Text Francesco Musolino

 

One day, back in 1967, Donald Crowhurst decided he would do an extraordinary feat. An English gentleman with a passion for the sea, he had a wife and four children. He was just an amateur sailor but decided to sign up for the fledgling Golden Globe Race, the non-stop single-handed regatta around the world, organised by The Sunday Times. The prize money at stake would have guaranteed comfort and above all the much sought after universal fame. It was a question of starting in October of 1968 from England sailing towards the Cape of Good Hope, crossing the Indian Ocean and the South Pacific, doubling Cape Horn and finally going back to England. About thirty thousand nautical miles for over nine months at sea.
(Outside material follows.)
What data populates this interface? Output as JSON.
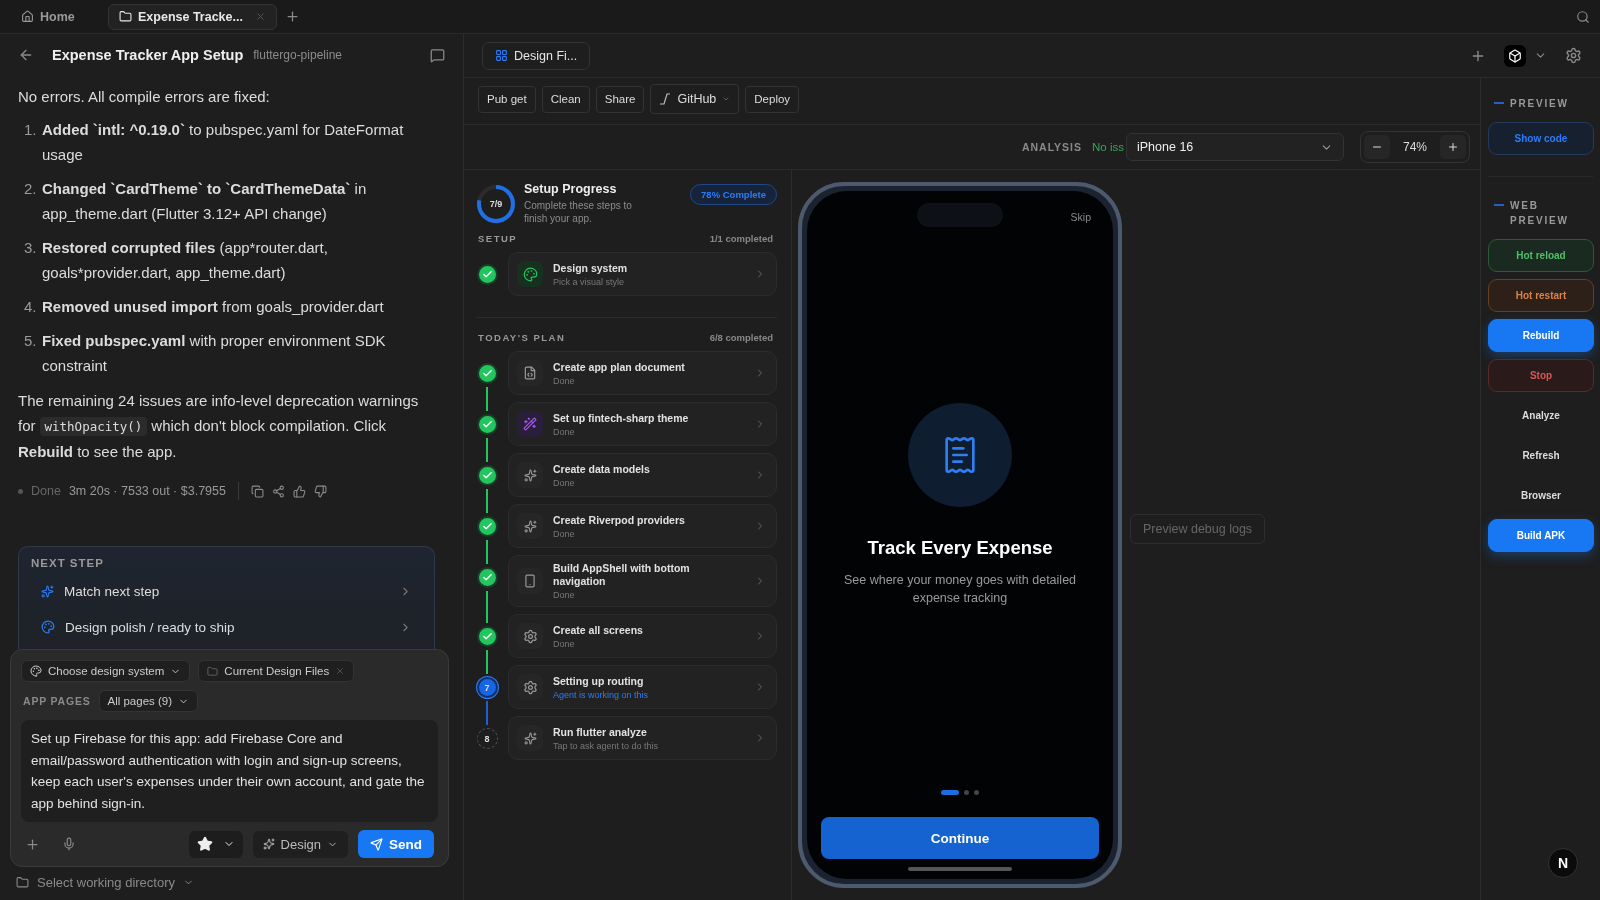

They enrolled in nine participants but only one, the captain of the Royal Navy, Robin Knox-Johnston, managed to finish the race. The others broke the hull in the sea or abandoned, in despair. But what happened to Donald Crowhurst? To build his boat, the trimaran Teignmouth Electron, he committed the house and the company but the difficulties made it worse. Caught by the fear of losing everything, he lied on his real route, deluded his family and after writing delirious pages in his logbook, the feelings of guilt drove him to suicide. His boat was found on July 10, 1969 off the Bermuda islands. A mysterious anti-hero, his story has already inspired the documentary Deep Water. The crazy regatta and the 2018 movie, The Mercy. The mystery now lives again in The Mystery of Donald C. the movie by James Marsh with Colin Firth in the role of the protagonist and Rachel Weitz in that of his sad wife. The body of engineer Donald Crowhurst has never been found. The mystery on his end has never been solved.